As part of the National Abortion Federation's lawsuit against Daleiden and the Center for Medical Progress, Federal Judge William Orrick III and the Ninth Circuit Court of Appeals issued an injunction in July 2015 forbidding Daleiden and CMP from publishing any more videos they had illegally obtained at private professional meetings. In March 2017 a federal appeals court in March upheld Orrick’s ruling, but new videos then appeared on the website of Daleiden's attorneys, former Los Angeles County District Attorney Steve Cooley and Brentford J. Ferreira. On July 11, 2017, Orrick found attorneys Cooley and Ferreira in contempt of court, saying, "With respect to the criminal defense counsel, they do not get to decide whether they can violate the preliminary injunction".

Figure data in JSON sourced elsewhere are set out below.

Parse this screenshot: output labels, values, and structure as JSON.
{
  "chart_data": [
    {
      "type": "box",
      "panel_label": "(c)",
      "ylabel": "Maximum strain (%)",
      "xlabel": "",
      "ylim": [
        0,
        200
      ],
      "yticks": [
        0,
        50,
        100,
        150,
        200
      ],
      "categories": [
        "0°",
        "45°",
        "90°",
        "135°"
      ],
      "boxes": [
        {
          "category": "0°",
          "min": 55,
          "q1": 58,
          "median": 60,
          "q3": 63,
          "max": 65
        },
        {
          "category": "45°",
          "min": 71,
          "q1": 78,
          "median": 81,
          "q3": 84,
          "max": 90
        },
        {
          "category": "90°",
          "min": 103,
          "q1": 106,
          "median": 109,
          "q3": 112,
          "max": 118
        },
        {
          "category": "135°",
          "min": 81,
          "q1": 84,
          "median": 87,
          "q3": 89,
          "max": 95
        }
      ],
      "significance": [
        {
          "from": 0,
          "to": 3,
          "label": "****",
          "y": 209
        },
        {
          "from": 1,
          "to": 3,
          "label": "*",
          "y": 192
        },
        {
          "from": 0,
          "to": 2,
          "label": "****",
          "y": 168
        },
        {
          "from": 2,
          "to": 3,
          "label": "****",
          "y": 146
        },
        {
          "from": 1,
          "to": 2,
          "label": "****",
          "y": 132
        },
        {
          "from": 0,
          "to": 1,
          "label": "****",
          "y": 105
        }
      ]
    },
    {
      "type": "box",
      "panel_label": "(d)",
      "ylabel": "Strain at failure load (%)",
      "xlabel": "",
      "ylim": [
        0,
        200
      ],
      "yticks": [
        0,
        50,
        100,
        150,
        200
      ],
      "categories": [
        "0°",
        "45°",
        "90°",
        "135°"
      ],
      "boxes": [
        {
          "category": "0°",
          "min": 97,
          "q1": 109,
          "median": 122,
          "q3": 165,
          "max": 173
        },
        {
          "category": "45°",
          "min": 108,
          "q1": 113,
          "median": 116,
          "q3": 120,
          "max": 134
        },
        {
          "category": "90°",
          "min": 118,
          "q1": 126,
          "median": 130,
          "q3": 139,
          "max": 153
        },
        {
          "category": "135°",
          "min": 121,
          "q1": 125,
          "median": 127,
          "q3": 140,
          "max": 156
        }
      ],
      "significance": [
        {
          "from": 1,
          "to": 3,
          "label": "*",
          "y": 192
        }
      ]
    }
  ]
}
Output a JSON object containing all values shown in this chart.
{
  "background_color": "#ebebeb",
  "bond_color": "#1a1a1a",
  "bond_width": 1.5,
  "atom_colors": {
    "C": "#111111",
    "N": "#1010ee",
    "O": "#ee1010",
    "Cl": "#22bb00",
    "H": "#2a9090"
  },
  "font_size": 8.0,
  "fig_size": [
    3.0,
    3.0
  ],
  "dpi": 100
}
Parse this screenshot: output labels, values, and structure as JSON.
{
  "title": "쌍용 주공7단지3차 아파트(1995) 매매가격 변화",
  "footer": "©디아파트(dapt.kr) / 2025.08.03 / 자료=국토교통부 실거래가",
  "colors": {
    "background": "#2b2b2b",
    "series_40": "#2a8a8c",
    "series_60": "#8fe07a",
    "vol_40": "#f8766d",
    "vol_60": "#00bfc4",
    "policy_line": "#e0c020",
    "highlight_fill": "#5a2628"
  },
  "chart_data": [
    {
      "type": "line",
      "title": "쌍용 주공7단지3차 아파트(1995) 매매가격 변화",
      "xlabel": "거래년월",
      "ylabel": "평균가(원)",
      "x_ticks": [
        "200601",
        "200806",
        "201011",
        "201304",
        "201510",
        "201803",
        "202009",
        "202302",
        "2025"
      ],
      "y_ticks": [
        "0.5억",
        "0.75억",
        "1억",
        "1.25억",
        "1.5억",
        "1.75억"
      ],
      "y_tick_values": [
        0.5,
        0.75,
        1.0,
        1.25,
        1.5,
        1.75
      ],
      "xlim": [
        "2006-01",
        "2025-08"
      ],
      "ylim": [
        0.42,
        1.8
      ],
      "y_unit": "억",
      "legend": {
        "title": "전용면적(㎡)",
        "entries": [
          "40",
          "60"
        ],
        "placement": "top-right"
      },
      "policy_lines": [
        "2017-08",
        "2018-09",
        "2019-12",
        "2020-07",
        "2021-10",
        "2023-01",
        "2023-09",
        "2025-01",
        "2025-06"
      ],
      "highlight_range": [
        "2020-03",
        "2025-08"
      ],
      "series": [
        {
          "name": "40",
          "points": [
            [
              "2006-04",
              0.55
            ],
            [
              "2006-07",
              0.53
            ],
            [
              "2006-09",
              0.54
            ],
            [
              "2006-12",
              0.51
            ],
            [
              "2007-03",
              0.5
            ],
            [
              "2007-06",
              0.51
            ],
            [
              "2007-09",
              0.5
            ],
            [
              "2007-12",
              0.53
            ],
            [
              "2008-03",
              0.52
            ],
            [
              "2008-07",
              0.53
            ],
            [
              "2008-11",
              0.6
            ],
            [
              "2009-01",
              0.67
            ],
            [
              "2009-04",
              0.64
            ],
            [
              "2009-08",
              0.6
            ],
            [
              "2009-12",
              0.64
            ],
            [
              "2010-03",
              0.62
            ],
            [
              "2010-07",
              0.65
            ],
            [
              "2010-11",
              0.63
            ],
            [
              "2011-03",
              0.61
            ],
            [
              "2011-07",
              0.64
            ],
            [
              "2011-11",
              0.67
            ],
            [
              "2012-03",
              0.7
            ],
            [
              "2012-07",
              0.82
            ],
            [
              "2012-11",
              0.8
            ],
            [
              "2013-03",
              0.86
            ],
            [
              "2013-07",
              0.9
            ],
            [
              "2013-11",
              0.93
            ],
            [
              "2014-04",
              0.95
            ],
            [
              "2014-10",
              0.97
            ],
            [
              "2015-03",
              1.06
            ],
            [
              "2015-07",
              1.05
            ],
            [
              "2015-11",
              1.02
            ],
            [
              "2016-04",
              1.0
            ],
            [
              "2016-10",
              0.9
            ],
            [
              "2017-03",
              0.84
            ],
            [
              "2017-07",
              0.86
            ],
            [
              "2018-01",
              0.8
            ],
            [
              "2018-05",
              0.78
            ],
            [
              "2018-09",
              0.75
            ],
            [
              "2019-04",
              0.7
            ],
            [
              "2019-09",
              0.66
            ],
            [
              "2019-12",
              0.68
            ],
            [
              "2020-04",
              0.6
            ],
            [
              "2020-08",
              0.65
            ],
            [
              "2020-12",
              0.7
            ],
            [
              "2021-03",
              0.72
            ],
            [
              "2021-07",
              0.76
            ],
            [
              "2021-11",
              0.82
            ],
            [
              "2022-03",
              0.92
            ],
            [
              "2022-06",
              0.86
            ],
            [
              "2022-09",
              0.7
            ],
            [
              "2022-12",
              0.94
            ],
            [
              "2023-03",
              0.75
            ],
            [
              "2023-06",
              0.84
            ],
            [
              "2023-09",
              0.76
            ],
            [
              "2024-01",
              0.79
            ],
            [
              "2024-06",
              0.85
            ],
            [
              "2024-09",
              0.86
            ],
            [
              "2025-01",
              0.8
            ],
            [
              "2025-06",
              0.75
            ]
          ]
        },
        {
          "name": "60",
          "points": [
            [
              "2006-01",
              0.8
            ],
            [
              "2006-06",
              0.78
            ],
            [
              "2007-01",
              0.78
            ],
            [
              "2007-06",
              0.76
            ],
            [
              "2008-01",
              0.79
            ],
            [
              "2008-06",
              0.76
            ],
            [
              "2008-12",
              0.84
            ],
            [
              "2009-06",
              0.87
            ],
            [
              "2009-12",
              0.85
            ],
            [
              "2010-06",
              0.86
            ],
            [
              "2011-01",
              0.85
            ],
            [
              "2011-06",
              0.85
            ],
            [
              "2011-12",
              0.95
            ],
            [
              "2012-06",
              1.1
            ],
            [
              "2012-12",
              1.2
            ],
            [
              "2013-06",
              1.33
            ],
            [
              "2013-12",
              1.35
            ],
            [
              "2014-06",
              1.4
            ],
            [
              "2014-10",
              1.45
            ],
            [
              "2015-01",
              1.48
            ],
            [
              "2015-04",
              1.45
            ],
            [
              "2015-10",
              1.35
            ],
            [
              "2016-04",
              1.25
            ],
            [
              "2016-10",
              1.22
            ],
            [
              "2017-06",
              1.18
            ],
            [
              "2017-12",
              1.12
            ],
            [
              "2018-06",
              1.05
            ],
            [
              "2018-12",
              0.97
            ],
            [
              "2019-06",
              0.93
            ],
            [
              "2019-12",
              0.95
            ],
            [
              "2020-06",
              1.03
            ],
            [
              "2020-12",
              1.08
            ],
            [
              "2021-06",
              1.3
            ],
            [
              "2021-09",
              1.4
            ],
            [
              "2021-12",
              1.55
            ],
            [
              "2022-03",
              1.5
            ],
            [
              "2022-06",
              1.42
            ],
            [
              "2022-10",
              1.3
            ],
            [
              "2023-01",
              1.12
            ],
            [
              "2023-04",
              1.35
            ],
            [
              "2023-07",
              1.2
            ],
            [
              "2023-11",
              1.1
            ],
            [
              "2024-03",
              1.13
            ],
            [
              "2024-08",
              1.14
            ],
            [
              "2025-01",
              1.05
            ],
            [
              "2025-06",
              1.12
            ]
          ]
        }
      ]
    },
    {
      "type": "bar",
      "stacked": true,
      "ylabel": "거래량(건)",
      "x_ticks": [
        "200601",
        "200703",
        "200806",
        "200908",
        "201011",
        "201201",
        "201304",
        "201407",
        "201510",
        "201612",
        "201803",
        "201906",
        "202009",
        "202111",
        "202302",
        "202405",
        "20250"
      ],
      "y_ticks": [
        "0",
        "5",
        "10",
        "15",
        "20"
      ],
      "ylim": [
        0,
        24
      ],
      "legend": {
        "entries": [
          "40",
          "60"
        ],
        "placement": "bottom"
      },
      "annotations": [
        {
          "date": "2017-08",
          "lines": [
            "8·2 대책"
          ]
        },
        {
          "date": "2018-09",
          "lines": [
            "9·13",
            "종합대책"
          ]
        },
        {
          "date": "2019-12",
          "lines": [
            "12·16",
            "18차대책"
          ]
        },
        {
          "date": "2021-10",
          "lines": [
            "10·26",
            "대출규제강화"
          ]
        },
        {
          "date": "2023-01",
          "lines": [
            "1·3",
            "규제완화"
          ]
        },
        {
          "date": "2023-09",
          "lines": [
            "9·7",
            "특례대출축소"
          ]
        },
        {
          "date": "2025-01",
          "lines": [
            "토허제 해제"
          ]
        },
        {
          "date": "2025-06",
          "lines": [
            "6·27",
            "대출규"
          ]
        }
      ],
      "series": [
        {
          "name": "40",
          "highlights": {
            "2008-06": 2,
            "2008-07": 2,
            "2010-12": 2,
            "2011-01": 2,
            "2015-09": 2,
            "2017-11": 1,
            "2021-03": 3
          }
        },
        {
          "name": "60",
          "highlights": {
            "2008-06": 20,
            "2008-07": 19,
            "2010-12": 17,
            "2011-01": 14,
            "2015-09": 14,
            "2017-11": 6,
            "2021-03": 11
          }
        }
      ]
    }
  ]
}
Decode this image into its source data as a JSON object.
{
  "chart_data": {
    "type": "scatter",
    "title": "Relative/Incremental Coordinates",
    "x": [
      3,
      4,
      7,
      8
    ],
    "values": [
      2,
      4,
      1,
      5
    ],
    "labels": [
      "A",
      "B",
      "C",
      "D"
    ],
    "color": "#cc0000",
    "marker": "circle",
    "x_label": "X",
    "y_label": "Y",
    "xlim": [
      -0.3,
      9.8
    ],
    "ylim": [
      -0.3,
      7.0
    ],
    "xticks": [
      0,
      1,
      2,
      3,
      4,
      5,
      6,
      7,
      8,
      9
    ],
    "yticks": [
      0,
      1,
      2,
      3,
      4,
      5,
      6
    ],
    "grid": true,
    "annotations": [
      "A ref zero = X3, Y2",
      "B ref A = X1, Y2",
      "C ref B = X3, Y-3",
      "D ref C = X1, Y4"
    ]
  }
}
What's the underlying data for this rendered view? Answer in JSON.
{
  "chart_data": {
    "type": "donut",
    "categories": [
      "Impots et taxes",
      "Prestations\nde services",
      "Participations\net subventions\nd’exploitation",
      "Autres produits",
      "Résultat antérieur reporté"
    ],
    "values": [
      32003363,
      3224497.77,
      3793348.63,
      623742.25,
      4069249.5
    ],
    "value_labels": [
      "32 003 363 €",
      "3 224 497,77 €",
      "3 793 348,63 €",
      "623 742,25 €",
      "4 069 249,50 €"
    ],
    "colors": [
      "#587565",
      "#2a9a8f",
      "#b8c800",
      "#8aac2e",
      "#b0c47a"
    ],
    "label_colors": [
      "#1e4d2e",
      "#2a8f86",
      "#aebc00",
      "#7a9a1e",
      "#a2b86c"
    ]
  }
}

On July 17, Orrick found Daleiden, the Center for Medical Progress and their lawyers, Steve Cooley and Brentford Ferreira, in contempt of court. Orrick ordered Daleiden to turn over video footage and other materials related to his 2016 preliminary injunction.
On August 31, Orrick found Daleiden and his attorneys, Steve Cooley and Brentford Ferreira, liable for the payment of $195,359 to compensate the National Abortion Federation for legal fees and increased security for "expenses incurred as a result of the violation of my Preliminary Injunction Order". Orrick wrote that Daleiden's attorneys, Cooley and Ferreira, were included in the sanctions intended to ensure "current and future compliance" with his order.

Civil jury trial

Following the September, 2019, criminal hearing, Planned Parenthood and others affected by Daleiden's videos initiated a civil jury trial in federal court against Daleiden and Merritt, and also Center for Medical Progress affiliates Troy Newman, Albin Rhomberg, and Gerardo Adrian Lopez. The defendants were accused of fraud, breach of contract, unlawful recording of conversations, civil conspiracy, and violation of federal anti-racketeering law. A guilty verdict was rendered on November 16th, 2019, and Daleiden was instructed to pay $870,000 in punitive damages to Planned Parenthood.